Ou, como classifica a socióloga Yvonne Bezerra de Mello, o que se vive hoje no Rio de Janeiro “é uma verdadeira situação de disparate”, com adolescentes munidos com armas brancas na base do “sem nada a perder”.

Socióloga Yvonne Bezerra de Mello, com mais de duas décadas de experiência no trato com menores de rua no Rio de Janeiro, diz que "nunca vi tanto menino e menina sem ter nada para fazer"
Socióloga Yvonne Bezerra de Mello, com mais de duas décadas de experiência no trato com menores de rua no Rio de Janeiro, diz que "nunca vi tanto menino e menina sem ter nada para fazer"
Foto: Reprodução / Facebook

Yvonne fala com a experiência de quem trata do tema há mais de duas décadas na capital fluminense. Foi ela uma das primeiras pessoas a chegarem à Igreja da Candelária, em 1993, na chacina em que oito menores de rua foram assassinados por policiais militares.

Foi ela também que teve próximo contato próximo com um dos sobreviventes da matança, Sandro Barbosa do Nascimento, que se tornaria o protagonista da tragédia do sequestro do Ônibus 174, em 2000, que culminou com a morte de uma refém e do próprio sequestrador.  
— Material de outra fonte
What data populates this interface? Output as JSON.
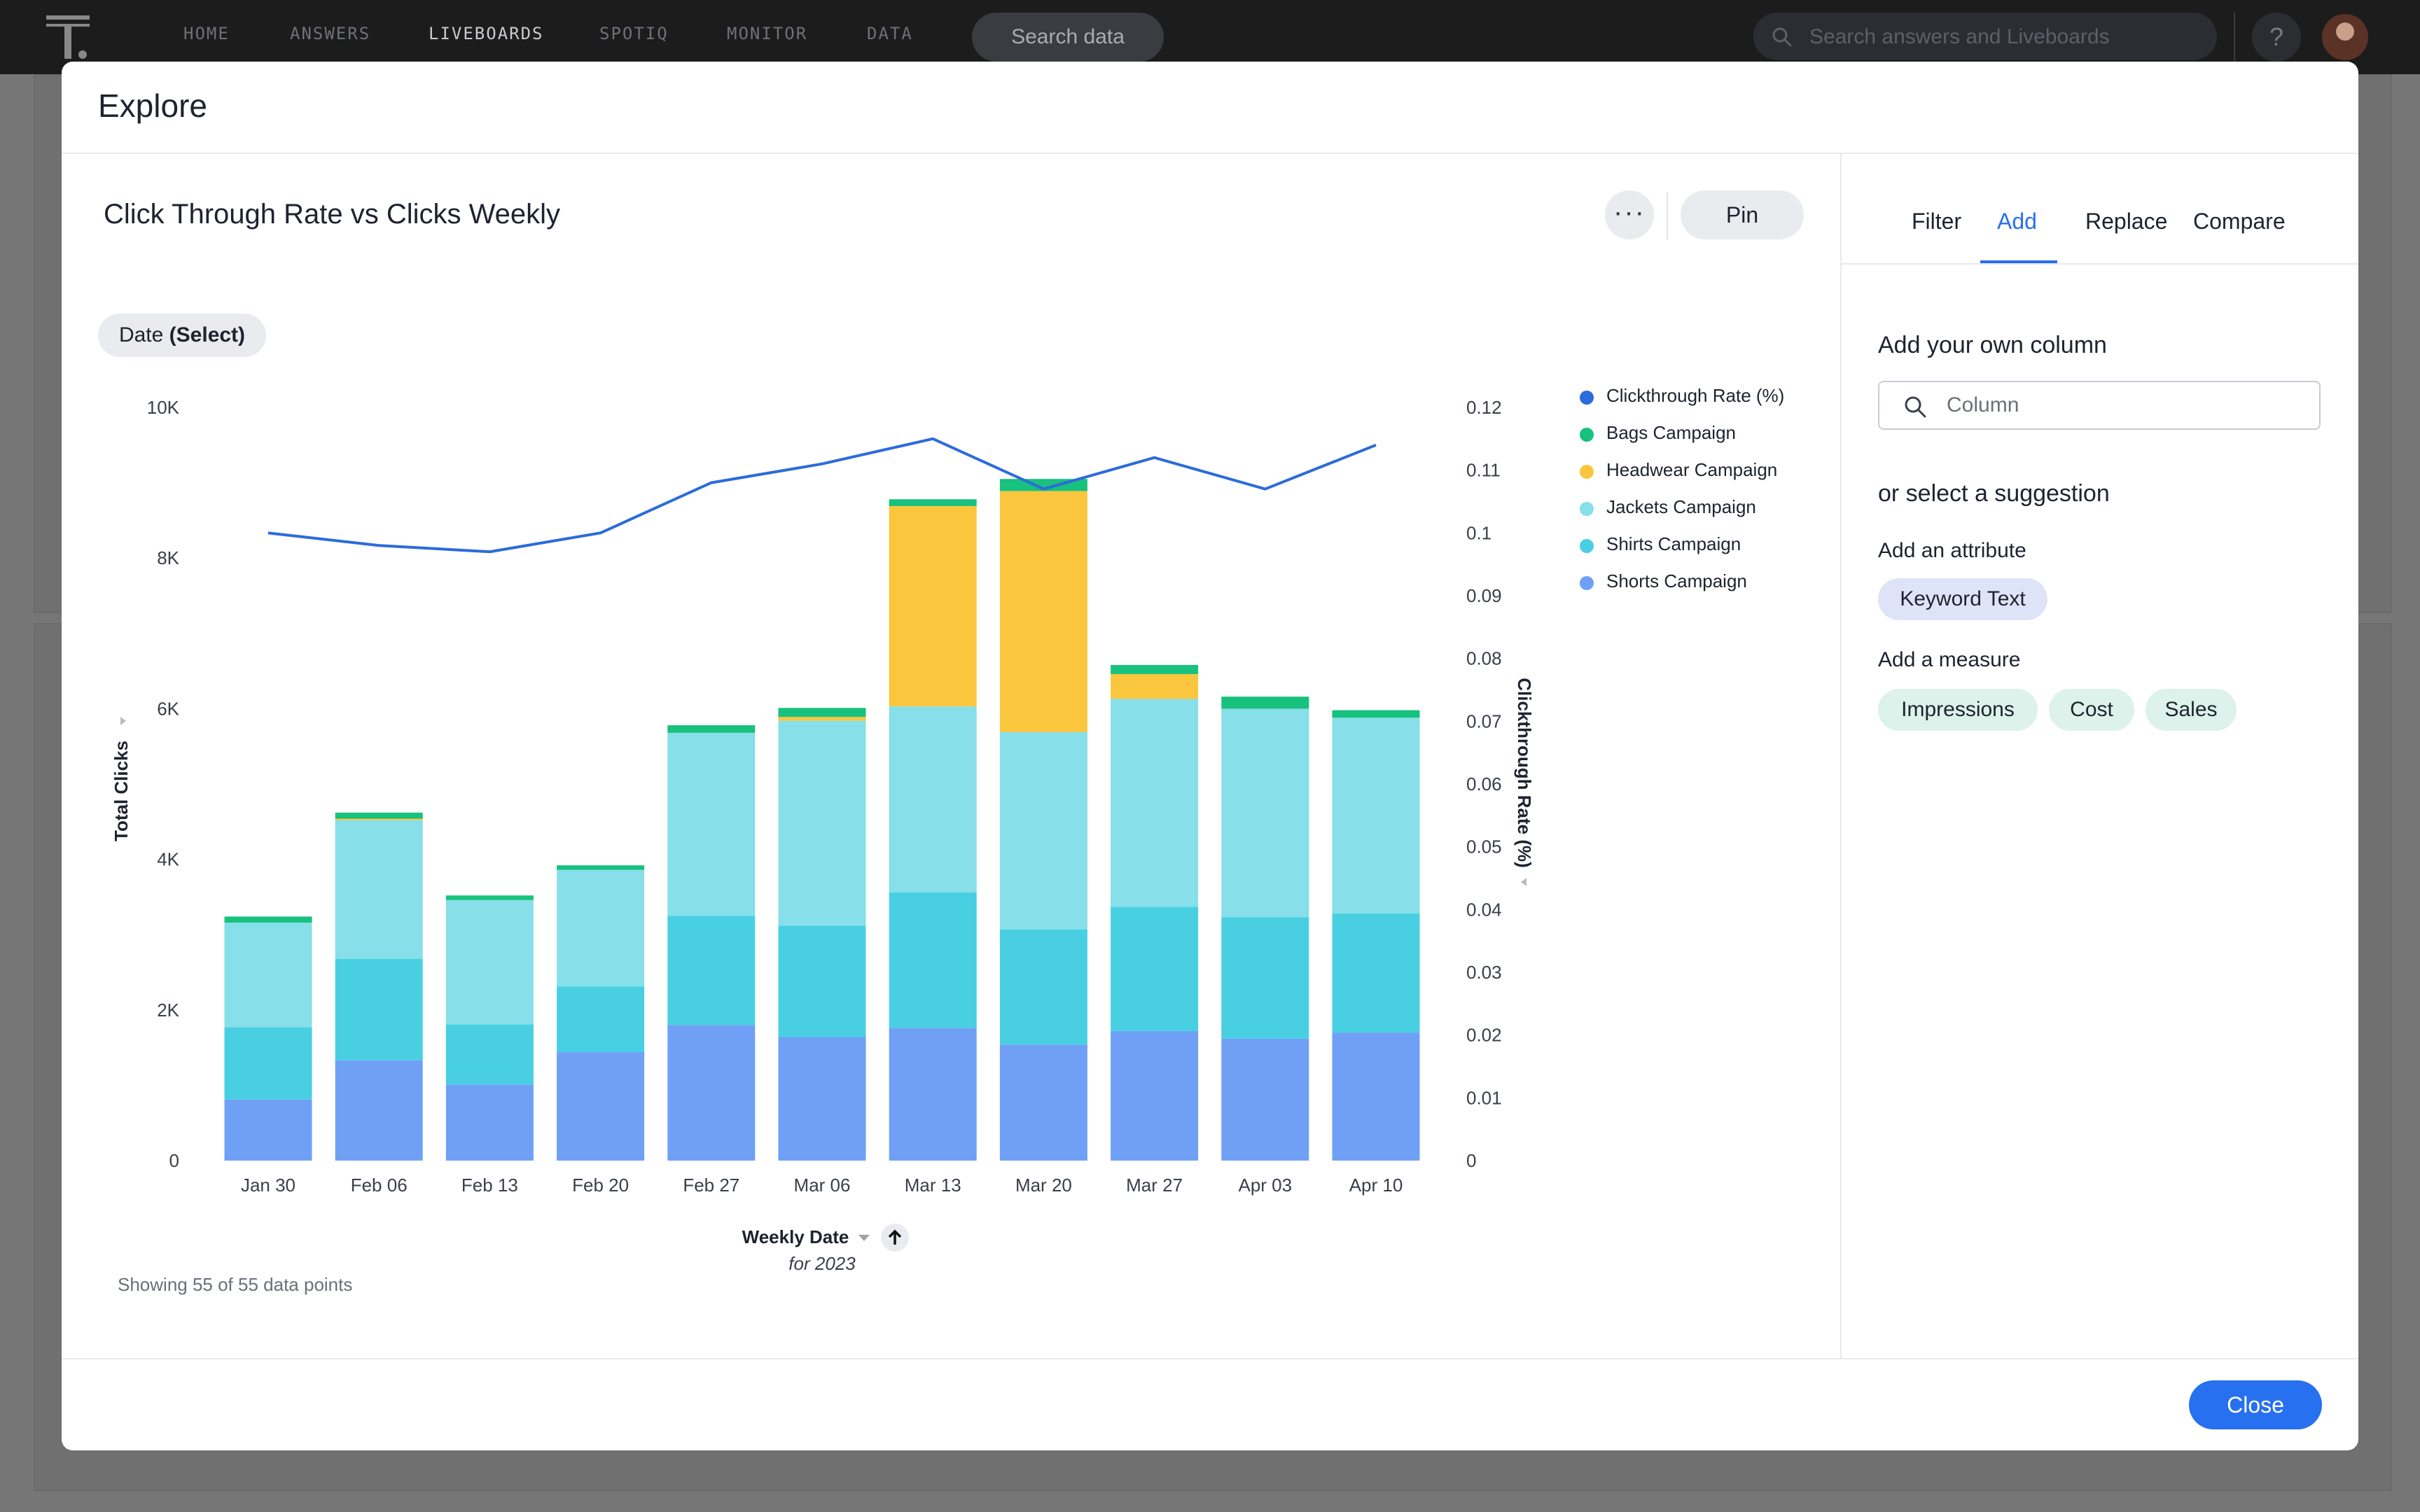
{
  "topnav": {
    "links": [
      "HOME",
      "ANSWERS",
      "LIVEBOARDS",
      "SPOTIQ",
      "MONITOR",
      "DATA"
    ],
    "active": "LIVEBOARDS",
    "search_data": "Search data",
    "global_search_placeholder": "Search answers and Liveboards",
    "help": "?"
  },
  "modal": {
    "title": "Explore",
    "chart_title": "Click Through Rate vs Clicks Weekly",
    "pin": "Pin",
    "more": "···",
    "date_chip": {
      "label": "Date",
      "value": "(Select)"
    },
    "x_axis_title": "Weekly Date",
    "x_axis_sub": "for 2023",
    "data_points": "Showing 55 of 55 data points",
    "close": "Close"
  },
  "panel": {
    "tabs": [
      "Filter",
      "Add",
      "Replace",
      "Compare"
    ],
    "active_tab": "Add",
    "add_column_title": "Add your own column",
    "column_placeholder": "Column",
    "suggestion_title": "or select a suggestion",
    "attribute_label": "Add an attribute",
    "attributes": [
      "Keyword Text"
    ],
    "measure_label": "Add a measure",
    "measures": [
      "Impressions",
      "Cost",
      "Sales"
    ]
  },
  "chart_data": {
    "type": "bar",
    "stacked": true,
    "title": "Click Through Rate vs Clicks Weekly",
    "categories": [
      "Jan 30",
      "Feb 06",
      "Feb 13",
      "Feb 20",
      "Feb 27",
      "Mar 06",
      "Mar 13",
      "Mar 20",
      "Mar 27",
      "Apr 03",
      "Apr 10"
    ],
    "xlabel": "Weekly Date",
    "ylabel": "Total Clicks",
    "y2label": "Clickthrough Rate (%)",
    "ylim": [
      0,
      10000
    ],
    "y2lim": [
      0,
      0.12
    ],
    "y_ticks": [
      "0",
      "2K",
      "4K",
      "6K",
      "8K",
      "10K"
    ],
    "y2_ticks": [
      "0",
      "0.01",
      "0.02",
      "0.03",
      "0.04",
      "0.05",
      "0.06",
      "0.07",
      "0.08",
      "0.09",
      "0.1",
      "0.11",
      "0.12"
    ],
    "legend_position": "right",
    "series": [
      {
        "name": "Shorts Campaign",
        "color": "#6fa0f5",
        "values": [
          810,
          1330,
          1010,
          1440,
          1800,
          1640,
          1760,
          1540,
          1720,
          1620,
          1700
        ]
      },
      {
        "name": "Shirts Campaign",
        "color": "#48d0e2",
        "values": [
          960,
          1350,
          800,
          870,
          1450,
          1480,
          1800,
          1530,
          1650,
          1610,
          1580
        ]
      },
      {
        "name": "Jackets Campaign",
        "color": "#86dfe9",
        "values": [
          1390,
          1840,
          1650,
          1550,
          2430,
          2720,
          2470,
          2620,
          2760,
          2770,
          2600
        ]
      },
      {
        "name": "Headwear Campaign",
        "color": "#f9c63d",
        "values": [
          0,
          20,
          0,
          0,
          0,
          50,
          2660,
          3200,
          330,
          0,
          0
        ]
      },
      {
        "name": "Bags Campaign",
        "color": "#17c17e",
        "values": [
          80,
          80,
          60,
          60,
          100,
          120,
          90,
          160,
          120,
          160,
          100
        ]
      },
      {
        "name": "Clickthrough Rate (%)",
        "type": "line",
        "axis": "right",
        "color": "#2c6bdb",
        "values": [
          0.1,
          0.098,
          0.097,
          0.1,
          0.108,
          0.111,
          0.115,
          0.107,
          0.112,
          0.107,
          0.114
        ]
      }
    ],
    "legend": [
      "Clickthrough Rate (%)",
      "Bags Campaign",
      "Headwear Campaign",
      "Jackets Campaign",
      "Shirts Campaign",
      "Shorts Campaign"
    ]
  }
}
Bem longe da questão de se discutir a redução de maioridade penal no Brasil, Tia Yvonne, como é conhecida pelas 430 crianças em situação de rua que cuida dentro do Projeto Uerê, diz com todas as palavras: “não se trata a raiz do problema”. No momento em que se discute se o poder público “enxuga gelo”, já que os menores são presos para em seguida serem recolocados na rua, ela chama a atenção para o fato de que “eu nunca vi tanto menino e menina sem ter nada para fazer”. “A escola não educa, não se aprende nada”.
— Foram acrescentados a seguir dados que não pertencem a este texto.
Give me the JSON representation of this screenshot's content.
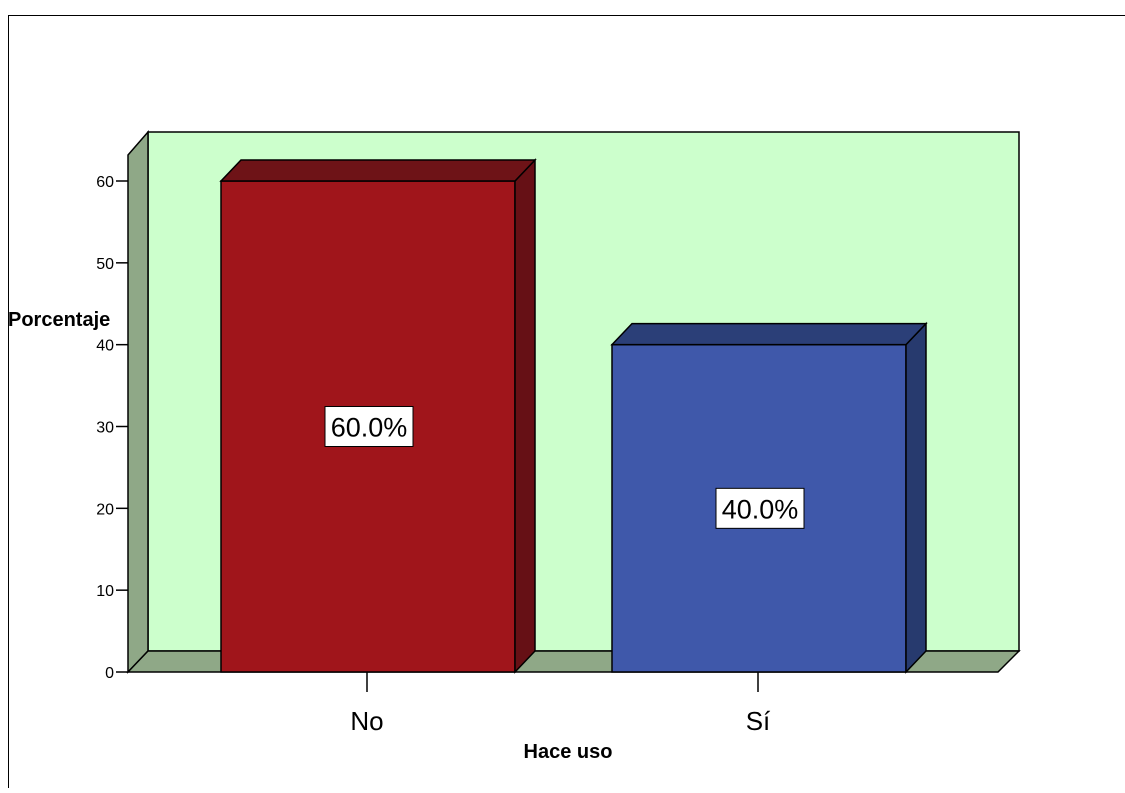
{
  "chart_data": {
    "type": "bar",
    "style": "3d",
    "categories": [
      "No",
      "Sí"
    ],
    "values": [
      60,
      40
    ],
    "data_labels": [
      "60.0%",
      "40.0%"
    ],
    "xlabel": "Hace uso",
    "ylabel": "Porcentaje",
    "yticks": [
      0,
      10,
      20,
      30,
      40,
      50,
      60
    ],
    "ylim": [
      0,
      60
    ],
    "grid": false,
    "legend": "none",
    "colors": {
      "bars": [
        "#a0151b",
        "#3f58aa"
      ],
      "bar_sides": [
        "#661015",
        "#273a6e"
      ],
      "bar_tops": [
        "#6e1317",
        "#2b3f78"
      ],
      "plot_background": "#ccffcc",
      "walls": "#8fa887"
    }
  }
}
Nesta entrevista exclusiva ao Terra, Yvonne Bezerra de Mello propõe como medida de maior curto prazo um mapeamento do problema, dizendo-se, porém, pessimista enquanto o loteamento de cargos públicos, sem pessoas de caráter técnico assumindo o problema, é prática comum no Brasil. “Outro dia eu vi o secretário de Assistência Social dizendo que não sabia que o problema era tão grave assim. Meu Deus, como assim?.

Como você está vendo essa onda crescente de casos envolvendo assaltos e esfaqueamentos causados por menores no Rio de Janeiro?

O Brasil como um todo está numa situação muito ruim. Nunca eu vi tanta criança e jovem armado, sem fazer nada nas ruas. Mesmo que alguns estejam na escola, de certa forma eles estão fora, porque não estão aprendendo nada. A quantidade de jovens que sai antes do nono ano, é absurda. É um disparate o que se está fazendo nesse País. São meninos sem orientação alguma. São famílias desestruturadas, com uma escola onde ética e cidadania desapareceram. Onde você tem um problema muito sério de professores que não conseguem ensinar, que são despreparados e desestimulados (pelo Estado). É uma desordem. É o momento da marginalidade. Esses meninos não tem nada o que fazer.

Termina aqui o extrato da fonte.